Initially the Aliens are presented to us as unbeatable super creatures, made of metal and armed with unbreakable sophisticated weapons. Buildings, bridges, cars, airplanes melt like chocolates under the showers of their ferocious fire. Yet they fall like bees and crack like biscuits when they are attacked by the earthly weapons of our heroes, who seem to be immune from the Aliens’ laser-guided fire. Some of our heroes eventually get knocked down, but at that point we so numbed by the ridiculously gratuitous action that we don’t care anymore.

Instead of constructing an emotionally compelling story with empathic characters, the filmmakers waste ample time on a kid convulsing in tears following the shooting of his father as the music swells to an unbearable levels.

We are neither introduced to the characters nor learn about their background or motives. And most the dialogue is limited to terse military jargon, such as “Incoming! Move! Look out? Fire?”…etc.

We don’t learn much about the lead character, Sgt. Nantz, either, who ostensibly had a shady record but that remains a mystery to us. We don’t see him battling the demons of his past or exhibiting any human fragility. He invariably acts heroically and bravely without a moment of a doubt or reflection. He seems to be a nihilist but we don’t know why?

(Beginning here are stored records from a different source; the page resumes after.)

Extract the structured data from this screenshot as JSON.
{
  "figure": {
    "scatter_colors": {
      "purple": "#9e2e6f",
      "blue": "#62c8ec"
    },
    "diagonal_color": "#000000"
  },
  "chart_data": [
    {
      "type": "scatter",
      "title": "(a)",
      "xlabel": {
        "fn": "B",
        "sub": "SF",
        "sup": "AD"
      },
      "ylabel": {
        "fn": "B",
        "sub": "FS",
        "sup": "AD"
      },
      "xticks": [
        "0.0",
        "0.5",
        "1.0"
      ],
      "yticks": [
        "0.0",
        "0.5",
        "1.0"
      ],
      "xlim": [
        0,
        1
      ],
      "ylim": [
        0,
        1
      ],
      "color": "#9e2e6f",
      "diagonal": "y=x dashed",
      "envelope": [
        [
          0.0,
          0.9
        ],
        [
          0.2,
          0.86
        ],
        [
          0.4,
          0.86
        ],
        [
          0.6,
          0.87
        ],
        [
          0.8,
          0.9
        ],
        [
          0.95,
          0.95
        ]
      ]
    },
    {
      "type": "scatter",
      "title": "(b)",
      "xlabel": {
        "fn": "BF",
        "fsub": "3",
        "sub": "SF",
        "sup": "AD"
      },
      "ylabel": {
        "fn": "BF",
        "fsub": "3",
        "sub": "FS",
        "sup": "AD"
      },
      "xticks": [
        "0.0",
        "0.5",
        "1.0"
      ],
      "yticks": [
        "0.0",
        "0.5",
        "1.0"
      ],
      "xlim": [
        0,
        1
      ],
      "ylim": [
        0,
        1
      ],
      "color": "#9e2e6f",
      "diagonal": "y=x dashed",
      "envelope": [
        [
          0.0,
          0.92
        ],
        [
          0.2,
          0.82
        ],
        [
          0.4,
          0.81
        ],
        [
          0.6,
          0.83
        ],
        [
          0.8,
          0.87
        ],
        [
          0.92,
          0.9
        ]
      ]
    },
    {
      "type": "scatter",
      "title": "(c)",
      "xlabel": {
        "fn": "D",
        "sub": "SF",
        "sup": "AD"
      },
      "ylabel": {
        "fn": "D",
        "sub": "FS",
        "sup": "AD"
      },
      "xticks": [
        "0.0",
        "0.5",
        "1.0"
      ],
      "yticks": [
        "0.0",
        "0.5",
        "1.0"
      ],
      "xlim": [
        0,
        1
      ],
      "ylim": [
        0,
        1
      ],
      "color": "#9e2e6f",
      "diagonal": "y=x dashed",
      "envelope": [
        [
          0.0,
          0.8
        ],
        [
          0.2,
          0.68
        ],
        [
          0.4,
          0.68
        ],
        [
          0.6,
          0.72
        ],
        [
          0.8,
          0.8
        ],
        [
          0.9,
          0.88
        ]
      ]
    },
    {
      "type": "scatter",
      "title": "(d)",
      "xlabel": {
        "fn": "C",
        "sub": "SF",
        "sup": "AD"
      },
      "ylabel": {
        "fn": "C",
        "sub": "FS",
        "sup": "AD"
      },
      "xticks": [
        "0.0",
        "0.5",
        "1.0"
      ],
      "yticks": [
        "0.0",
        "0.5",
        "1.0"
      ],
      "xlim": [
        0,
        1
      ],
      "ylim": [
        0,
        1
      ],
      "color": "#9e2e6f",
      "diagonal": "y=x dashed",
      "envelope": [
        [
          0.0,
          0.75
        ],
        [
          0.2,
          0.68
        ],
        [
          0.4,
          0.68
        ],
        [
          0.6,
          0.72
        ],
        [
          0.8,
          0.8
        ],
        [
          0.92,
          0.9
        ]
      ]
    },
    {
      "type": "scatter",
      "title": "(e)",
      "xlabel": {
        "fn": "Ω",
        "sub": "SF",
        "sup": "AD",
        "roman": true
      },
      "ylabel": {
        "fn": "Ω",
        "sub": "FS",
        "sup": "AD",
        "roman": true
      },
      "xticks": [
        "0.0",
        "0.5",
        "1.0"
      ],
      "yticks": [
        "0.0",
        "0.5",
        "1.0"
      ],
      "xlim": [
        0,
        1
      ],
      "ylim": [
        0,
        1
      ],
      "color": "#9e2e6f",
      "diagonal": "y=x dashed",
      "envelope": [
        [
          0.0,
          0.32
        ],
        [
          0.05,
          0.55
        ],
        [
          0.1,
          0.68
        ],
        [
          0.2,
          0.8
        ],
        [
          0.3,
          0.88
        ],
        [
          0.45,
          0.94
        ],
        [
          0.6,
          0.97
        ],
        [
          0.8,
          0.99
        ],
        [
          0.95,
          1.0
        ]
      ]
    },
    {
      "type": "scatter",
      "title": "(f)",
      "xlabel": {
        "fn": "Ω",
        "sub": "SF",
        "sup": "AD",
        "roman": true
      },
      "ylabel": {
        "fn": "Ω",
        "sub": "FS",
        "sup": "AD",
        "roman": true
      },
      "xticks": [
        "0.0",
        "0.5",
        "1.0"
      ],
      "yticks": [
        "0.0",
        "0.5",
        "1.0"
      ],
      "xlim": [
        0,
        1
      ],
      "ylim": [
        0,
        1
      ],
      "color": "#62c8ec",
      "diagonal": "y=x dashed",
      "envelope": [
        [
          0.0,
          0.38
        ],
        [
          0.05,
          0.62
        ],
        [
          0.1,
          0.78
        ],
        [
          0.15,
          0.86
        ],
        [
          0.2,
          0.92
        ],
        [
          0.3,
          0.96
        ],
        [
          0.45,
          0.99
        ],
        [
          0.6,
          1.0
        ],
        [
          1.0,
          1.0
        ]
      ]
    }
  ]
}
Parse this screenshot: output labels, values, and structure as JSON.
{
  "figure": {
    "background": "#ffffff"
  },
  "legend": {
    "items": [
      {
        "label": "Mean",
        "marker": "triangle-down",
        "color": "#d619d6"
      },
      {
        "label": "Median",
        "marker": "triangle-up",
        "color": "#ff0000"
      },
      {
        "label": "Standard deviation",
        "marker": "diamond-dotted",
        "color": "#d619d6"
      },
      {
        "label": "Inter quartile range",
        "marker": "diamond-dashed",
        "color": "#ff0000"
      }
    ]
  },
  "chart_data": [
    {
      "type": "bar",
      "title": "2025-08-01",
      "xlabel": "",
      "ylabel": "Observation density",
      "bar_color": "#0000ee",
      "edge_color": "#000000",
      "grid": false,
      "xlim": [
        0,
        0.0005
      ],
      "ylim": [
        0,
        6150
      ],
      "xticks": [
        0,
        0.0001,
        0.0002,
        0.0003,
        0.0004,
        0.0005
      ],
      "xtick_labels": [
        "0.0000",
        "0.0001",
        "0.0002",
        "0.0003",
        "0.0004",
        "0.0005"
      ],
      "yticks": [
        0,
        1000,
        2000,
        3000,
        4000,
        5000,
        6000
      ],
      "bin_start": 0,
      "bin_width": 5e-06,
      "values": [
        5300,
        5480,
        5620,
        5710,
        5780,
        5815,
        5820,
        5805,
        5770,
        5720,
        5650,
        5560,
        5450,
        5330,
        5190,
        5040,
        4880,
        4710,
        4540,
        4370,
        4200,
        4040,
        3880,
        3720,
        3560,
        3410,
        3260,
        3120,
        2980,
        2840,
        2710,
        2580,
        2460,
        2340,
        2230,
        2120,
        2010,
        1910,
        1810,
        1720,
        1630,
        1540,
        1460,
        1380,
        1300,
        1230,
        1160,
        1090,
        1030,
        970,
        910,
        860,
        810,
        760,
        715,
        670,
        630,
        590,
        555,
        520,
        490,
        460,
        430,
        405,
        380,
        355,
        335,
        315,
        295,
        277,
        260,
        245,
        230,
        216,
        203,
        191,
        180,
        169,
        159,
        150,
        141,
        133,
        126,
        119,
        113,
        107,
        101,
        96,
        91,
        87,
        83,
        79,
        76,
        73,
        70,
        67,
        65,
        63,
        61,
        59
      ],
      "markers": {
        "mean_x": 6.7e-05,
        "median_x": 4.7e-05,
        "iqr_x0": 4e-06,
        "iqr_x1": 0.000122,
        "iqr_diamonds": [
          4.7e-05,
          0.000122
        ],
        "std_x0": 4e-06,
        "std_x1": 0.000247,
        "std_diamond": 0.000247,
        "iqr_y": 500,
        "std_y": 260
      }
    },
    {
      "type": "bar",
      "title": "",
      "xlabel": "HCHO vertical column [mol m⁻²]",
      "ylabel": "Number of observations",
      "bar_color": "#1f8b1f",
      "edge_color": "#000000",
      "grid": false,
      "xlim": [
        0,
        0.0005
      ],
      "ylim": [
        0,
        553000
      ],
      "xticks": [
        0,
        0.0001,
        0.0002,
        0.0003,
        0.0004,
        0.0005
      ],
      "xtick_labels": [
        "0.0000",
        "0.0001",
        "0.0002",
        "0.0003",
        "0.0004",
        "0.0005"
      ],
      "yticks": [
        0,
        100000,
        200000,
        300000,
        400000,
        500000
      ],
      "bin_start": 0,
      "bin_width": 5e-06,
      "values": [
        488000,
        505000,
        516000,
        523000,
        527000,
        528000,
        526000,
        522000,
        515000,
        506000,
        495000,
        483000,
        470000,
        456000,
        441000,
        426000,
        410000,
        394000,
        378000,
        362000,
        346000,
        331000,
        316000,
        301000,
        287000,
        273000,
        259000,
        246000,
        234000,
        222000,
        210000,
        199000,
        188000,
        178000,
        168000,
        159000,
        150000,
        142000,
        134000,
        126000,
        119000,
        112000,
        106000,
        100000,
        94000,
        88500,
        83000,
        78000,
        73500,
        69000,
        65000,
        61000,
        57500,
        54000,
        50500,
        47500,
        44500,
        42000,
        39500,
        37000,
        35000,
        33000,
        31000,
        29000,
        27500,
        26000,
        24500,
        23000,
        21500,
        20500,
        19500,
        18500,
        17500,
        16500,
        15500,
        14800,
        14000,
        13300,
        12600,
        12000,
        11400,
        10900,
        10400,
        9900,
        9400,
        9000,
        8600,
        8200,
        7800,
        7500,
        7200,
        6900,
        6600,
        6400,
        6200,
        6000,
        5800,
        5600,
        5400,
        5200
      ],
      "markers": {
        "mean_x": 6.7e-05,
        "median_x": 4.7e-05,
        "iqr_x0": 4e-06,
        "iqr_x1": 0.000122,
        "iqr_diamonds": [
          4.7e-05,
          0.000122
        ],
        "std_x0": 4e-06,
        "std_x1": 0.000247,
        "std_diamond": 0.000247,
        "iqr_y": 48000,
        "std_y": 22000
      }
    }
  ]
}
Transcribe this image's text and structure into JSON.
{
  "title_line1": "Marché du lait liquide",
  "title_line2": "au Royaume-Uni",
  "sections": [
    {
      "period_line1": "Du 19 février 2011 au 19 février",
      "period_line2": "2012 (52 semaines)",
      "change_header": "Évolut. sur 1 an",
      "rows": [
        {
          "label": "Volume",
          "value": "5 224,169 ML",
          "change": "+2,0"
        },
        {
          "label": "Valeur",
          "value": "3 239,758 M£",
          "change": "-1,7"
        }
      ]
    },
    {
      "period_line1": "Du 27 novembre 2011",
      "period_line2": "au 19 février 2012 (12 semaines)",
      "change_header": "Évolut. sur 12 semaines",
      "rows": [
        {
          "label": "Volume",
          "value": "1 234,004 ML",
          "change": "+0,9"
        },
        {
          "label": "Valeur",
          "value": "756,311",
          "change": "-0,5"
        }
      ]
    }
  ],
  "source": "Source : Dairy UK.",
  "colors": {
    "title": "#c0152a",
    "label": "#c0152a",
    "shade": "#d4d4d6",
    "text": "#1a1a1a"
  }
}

Aaron Eckhart does a convincing job playing Sgt. Nantz, trying hard to give him some depth with his solemn looks and affable personality, though acting skills are not truly required in a movie like this as he spends most the time shooting faceless Aliens.

Perhaps there was a grand theme behind this movie such as humanity facing the adversity of an outside invader, but it fails to teach you anything about the good or the bad guys, leaving you feeling alienated.